Bournemouth, he insisted, is "on the move": it is creeping up the league tables (from 69 to 62 in last week's Times Good University Guide ), it has little debt, an enviable seaside location and a good student employment record.
But there are difficulties. "When the cap in fees is removed or raised we will be in a market, and we need to be in a stronger position," he said.
Student satisfaction surveys have given the university poor scores, its research output is relatively low, and its assets are limited. "The average floor area per student is eight square meters - we have 4.5sq m. In terms of fixed assets, few are worse off," Professor Curran said.
His biggest challenge when he arrived related to teaching. His staff were spending 78 per cent of their time teaching, compared to a sector average of 40 per cent - not a good thing, despite student concerns nationally about lack of contact with their tutors.
"There isn't a straightforward correlation between the time spent teaching and how much teaching students receive," he explained. There were "overlaps" in courses, and he found there were 134 "introduction to research methods" courses.

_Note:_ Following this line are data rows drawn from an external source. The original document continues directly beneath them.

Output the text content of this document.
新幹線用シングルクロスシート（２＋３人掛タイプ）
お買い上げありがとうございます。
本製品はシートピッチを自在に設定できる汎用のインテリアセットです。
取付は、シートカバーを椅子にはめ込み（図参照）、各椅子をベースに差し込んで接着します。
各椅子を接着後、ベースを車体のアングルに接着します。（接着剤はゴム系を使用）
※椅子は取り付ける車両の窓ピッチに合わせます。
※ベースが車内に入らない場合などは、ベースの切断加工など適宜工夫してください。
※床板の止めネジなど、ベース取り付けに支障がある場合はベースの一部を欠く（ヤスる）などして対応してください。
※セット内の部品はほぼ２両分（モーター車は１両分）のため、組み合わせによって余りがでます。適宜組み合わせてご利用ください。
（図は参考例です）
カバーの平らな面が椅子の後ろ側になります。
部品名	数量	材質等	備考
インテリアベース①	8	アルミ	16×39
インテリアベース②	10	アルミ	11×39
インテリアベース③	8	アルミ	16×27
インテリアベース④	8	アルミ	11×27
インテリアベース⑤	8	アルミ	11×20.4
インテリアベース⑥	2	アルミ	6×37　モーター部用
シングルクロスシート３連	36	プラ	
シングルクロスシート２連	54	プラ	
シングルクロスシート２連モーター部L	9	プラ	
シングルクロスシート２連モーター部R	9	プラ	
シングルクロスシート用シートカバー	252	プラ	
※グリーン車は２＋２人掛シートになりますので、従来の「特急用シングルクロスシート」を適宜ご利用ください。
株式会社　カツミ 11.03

"The university has cut that overlap - and teaching time - but it hasn't affected students," Professor Curran said. In any case, he sees quality as more important. "Students want staff engaged in research or professional practice and aware of the latest developments, rather than those who haven't practised for years."
By 2012, the university's corporate plan states that research academics will outnumber pure teaching staff. After two rounds of voluntary redundancies, about 70 academics have left and new staff have been recruited.
A "releasing research and enterprise potential" programme is encouraging remaining staff to expand their skills, and some academics have applied for research grants for the first time. The university has introduced associate professor posts to improve the academic career structure, and even references to "classrooms" have been removed to help provide a more lofty atmosphere.
But Bournemouth is not seeking to join the research elite. Oxford Brookes University is a closer role model. "Our priority is education, with research and enterprise second, and widening participation third," Professor Curran said.
The university will be "geared to the professionals". "In our case the word vocational carries the wrong message. We are offering programmes accredited by the professions," said Professor Curran, boasting of the university's "centre of excellence" in media and the National Centre for Computer Animation.
The drive to improve the university's academic standing will be underpinned over the next six years by the "most intense period of building the university has known", according to the corporate plan, although staff have noted that original references to a £100 million investment have changed to £0 million.
Money will be saved by course cuts. "Programmes not attractive to students, like electronics, will run down," added Professor Curran. "The flipside of that is that we will offer more courses that are popular. Some universities offer 35 subject areas; we have 15."
While his reforms - and in particular, the redundancies - have not endeared him to staff representatives, even his detractors accept that change has been necessary, after a long period of "unsustainable drift". "That's part of the reason why things are so difficult now", said one university insider.